Stopping a test when you reach a "statistically significant" result is the wrong way to do A/B testing. In both multi-armed bandit and A/B testing you need to set ahead of time the number of users you are going to run your test against and stop the test at that point regardless of if your result is significant or not.
See http://elem.com/~btilly/effective-ab-testing/index.html#asli... for part of a presentation that I did where I actually set up some reasonable fake tests, and ran simulations. What I found is that if there is a significant difference, the probability of coming to the wrong conclusion was (as you would expect) higher, but not that high before the underlying difference made mistakes incredibly unlikely. Conversely if there is only a small real difference, the amount of data needed before you have a significant chance of having accidentally come to a erroneous conclusion is very, very long.

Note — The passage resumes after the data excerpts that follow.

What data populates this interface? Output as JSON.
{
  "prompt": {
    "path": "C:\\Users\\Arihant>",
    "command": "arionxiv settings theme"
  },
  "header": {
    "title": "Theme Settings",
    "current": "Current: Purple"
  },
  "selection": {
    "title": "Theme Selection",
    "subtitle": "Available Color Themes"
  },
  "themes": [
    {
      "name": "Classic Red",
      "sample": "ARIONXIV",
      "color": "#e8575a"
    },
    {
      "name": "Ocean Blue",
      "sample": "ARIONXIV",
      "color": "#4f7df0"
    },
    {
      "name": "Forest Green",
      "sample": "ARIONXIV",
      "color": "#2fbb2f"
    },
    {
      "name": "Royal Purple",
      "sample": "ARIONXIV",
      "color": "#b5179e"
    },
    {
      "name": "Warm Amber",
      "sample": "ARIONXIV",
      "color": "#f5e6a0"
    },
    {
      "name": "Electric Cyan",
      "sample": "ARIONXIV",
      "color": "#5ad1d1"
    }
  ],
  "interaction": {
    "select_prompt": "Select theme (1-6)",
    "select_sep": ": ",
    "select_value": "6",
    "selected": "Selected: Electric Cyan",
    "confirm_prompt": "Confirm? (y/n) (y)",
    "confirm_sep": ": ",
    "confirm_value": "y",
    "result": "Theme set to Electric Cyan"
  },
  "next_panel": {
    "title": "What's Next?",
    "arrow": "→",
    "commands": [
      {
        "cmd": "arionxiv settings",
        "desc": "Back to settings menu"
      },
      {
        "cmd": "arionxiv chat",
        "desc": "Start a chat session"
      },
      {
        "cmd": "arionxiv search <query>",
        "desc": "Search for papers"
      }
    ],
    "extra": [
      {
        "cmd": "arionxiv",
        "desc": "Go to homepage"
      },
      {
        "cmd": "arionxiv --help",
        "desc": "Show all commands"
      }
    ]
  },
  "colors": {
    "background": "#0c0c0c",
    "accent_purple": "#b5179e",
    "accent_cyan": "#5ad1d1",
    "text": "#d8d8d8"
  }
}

So avoid accepting any result where you don't have at least a few hundred successes and set your thresholds reasonably high. You will make fewer mistakes than you probably fear, and the ones that you make will almost always be very minor. (Oops, I had a 3% chance of accepting the 1% worse solution as probably better.)
Of course if you're aiming to publish academic research, your standards need to be higher. But if you're more interested in getting useful results than publishable ones, you can relax your standards. A lot.
Nobody said that it was. But when you do regular split testing, you can use power analysis to estimate the length of time you need to run an experiment to get a significant result at a certain precision:
You can't do this (at least, not easily) when you're using bandit models, because none of the assumptions are valid.